Automated Machine Learning

Automated machine learning (AutoML) is the practice of using algorithms to search for machine learning pipelines — including data preprocessing, model architecture, and hyperparameter configuration — that perform well on a given task, without requiring manual specification by a human practitioner. AutoML systems extend the reach of machine learning to practitioners without deep expertise, while also serving as research tools for discovering configurations that outperform manually designed systems. The dominant AutoML approaches include neural architecture search (searching over model structures), Bayesian optimization over hyperparameter spaces, and ensemble construction from candidate models.

The promise of AutoML is democratization: expert-level model performance without expert knowledge. The reality is more complex. AutoML systems encode substantial domain knowledge in their search spaces — the set of pipeline components and hyperparameter ranges from which configurations are drawn. A search space that excludes the right architecture cannot find it. The design of the search space is itself an expert task, and the quality of the AutoML system is bounded by the quality of the search space definition. AutoML automates the search; it cannot automate the framing of what to search for.

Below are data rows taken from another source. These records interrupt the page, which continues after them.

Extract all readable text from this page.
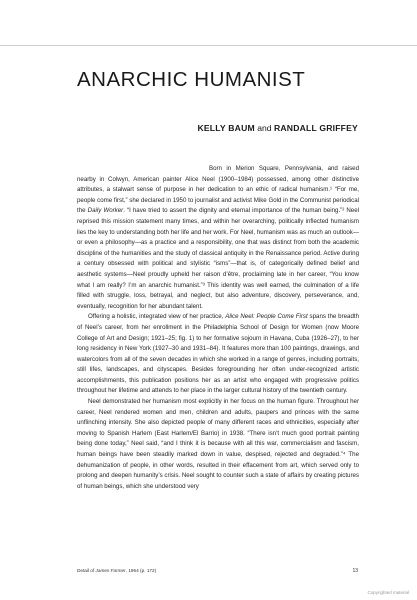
ANARCHIC HUMANIST
KELLY BAUM and RANDALL GRIFFEY

Born in Merion Square, Pennsylvania, and raised nearby in Colwyn, American painter Alice Neel (1900–1984) possessed, among other distinctive attributes, a stalwart sense of purpose in her dedication to an ethic of radical humanism.¹ “For me, people come first,” she declared in 1950 to journalist and activist Mike Gold in the Communist periodical the Daily Worker. “I have tried to assert the dignity and eternal importance of the human being.”² Neel reprised this mission statement many times, and within her overarching, politically inflected humanism lies the key to understanding both her life and her work. For Neel, humanism was as much an outlook—or even a philosophy—as a practice and a responsibility, one that was distinct from both the academic discipline of the humanities and the study of classical antiquity in the Renaissance period. Active during a century obsessed with political and stylistic “isms”—that is, of categorically defined belief and aesthetic systems—Neel proudly upheld her raison d’être, proclaiming late in her career, “You know what I am really? I’m an anarchic humanist.”³ This identity was well earned, the culmination of a life filled with struggle, loss, betrayal, and neglect, but also adventure, discovery, perseverance, and, eventually, recognition for her abundant talent.

Offering a holistic, integrated view of her practice, Alice Neel: People Come First spans the breadth of Neel’s career, from her enrollment in the Philadelphia School of Design for Women (now Moore College of Art and Design; 1921–25; fig. 1) to her formative sojourn in Havana, Cuba (1926–27), to her long residency in New York (1927–30 and 1931–84). It features more than 100 paintings, drawings, and watercolors from all of the seven decades in which she worked in a range of genres, including portraits, still lifes, landscapes, and cityscapes. Besides foregrounding her often under-recognized artistic accomplishments, this publication positions her as an artist who engaged with progressive politics throughout her lifetime and attends to her place in the larger cultural history of the twentieth century.

Neel demonstrated her humanism most explicitly in her focus on the human figure. Throughout her career, Neel rendered women and men, children and adults, paupers and princes with the same unflinching intensity. She also depicted people of many different races and ethnicities, especially after moving to Spanish Harlem (East Harlem/El Barrio) in 1938. “There isn’t much good portrait painting being done today,” Neel said, “and I think it is because with all this war, commercialism and fascism, human beings have been steadily marked down in value, despised, rejected and degraded.”⁴ The dehumanization of people, in other words, resulted in their effacement from art, which served only to prolong and deepen humanity’s crisis. Neel sought to counter such a state of affairs by creating pictures of human beings, which she understood very

Detail of James Farmer, 1964 (p. 172)	13
Copyrighted material
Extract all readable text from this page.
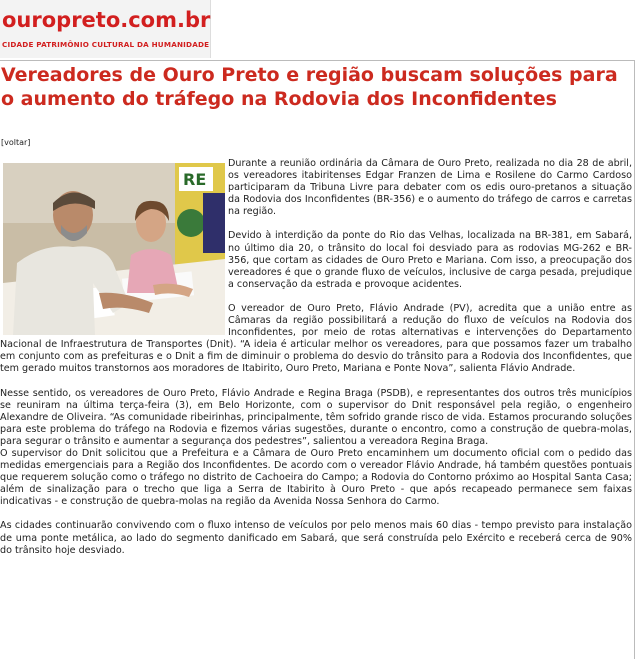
ouropreto.com.br
CIDADE PATRIMÔNIO CULTURAL DA HUMANIDADE
Vereadores de Ouro Preto e região buscam soluções para o aumento do tráfego na Rodovia dos Inconfidentes
[voltar]
RE

Durante a reunião ordinária da Câmara de Ouro Preto, realizada no dia 28 de abril, os vereadores itabiritenses Edgar Franzen de Lima e Rosilene do Carmo Cardoso participaram da Tribuna Livre para debater com os edis ouro-pretanos a situação da Rodovia dos Inconfidentes (BR-356) e o aumento do tráfego de carros e carretas na região.

Devido à interdição da ponte do Rio das Velhas, localizada na BR-381, em Sabará, no último dia 20, o trânsito do local foi desviado para as rodovias MG-262 e BR-356, que cortam as cidades de Ouro Preto e Mariana. Com isso, a preocupação dos vereadores é que o grande fluxo de veículos, inclusive de carga pesada, prejudique a conservação da estrada e provoque acidentes.

O vereador de Ouro Preto, Flávio Andrade (PV), acredita que a união entre as Câmaras da região possibilitará a redução do fluxo de veículos na Rodovia dos Inconfidentes, por meio de rotas alternativas e intervenções do Departamento Nacional de Infraestrutura de Transportes (Dnit). “A ideia é articular melhor os vereadores, para que possamos fazer um trabalho em conjunto com as prefeituras e o Dnit a fim de diminuir o problema do desvio do trânsito para a Rodovia dos Inconfidentes, que tem gerado muitos transtornos aos moradores de Itabirito, Ouro Preto, Mariana e Ponte Nova”, salienta Flávio Andrade.

Nesse sentido, os vereadores de Ouro Preto, Flávio Andrade e Regina Braga (PSDB), e representantes dos outros três municípios se reuniram na última terça-feira (3), em Belo Horizonte, com o supervisor do Dnit responsável pela região, o engenheiro Alexandre de Oliveira. “As comunidade ribeirinhas, principalmente, têm sofrido grande risco de vida. Estamos procurando soluções para este problema do tráfego na Rodovia e fizemos várias sugestões, durante o encontro, como a construção de quebra-molas, para segurar o trânsito e aumentar a segurança dos pedestres”, salientou a vereadora Regina Braga.

O supervisor do Dnit solicitou que a Prefeitura e a Câmara de Ouro Preto encaminhem um documento oficial com o pedido das medidas emergenciais para a Região dos Inconfidentes. De acordo com o vereador Flávio Andrade, há também questões pontuais que requerem solução como o tráfego no distrito de Cachoeira do Campo; a Rodovia do Contorno próximo ao Hospital Santa Casa; além de sinalização para o trecho que liga a Serra de Itabirito à Ouro Preto - que após recapeado permanece sem faixas indicativas - e construção de quebra-molas na região da Avenida Nossa Senhora do Carmo.

As cidades continuarão convivendo com o fluxo intenso de veículos por pelo menos mais 60 dias - tempo previsto para instalação de uma ponte metálica, ao lado do segmento danificado em Sabará, que será construída pelo Exército e receberá cerca de 90% do trânsito hoje desviado.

The deeper implication: AutoML is a tool for optimization within a predefined space, not a tool for discovering that the space is wrong. Every major advance in deep learning — SGD with momentum, convolutional architectures, the attention mechanism — required recognizing that the existing search space was inadequate, not searching harder within it. AutoML can find the best CNN; it cannot discover that attention is better than convolution. That requires scientific creativity, which no current AutoML system possesses.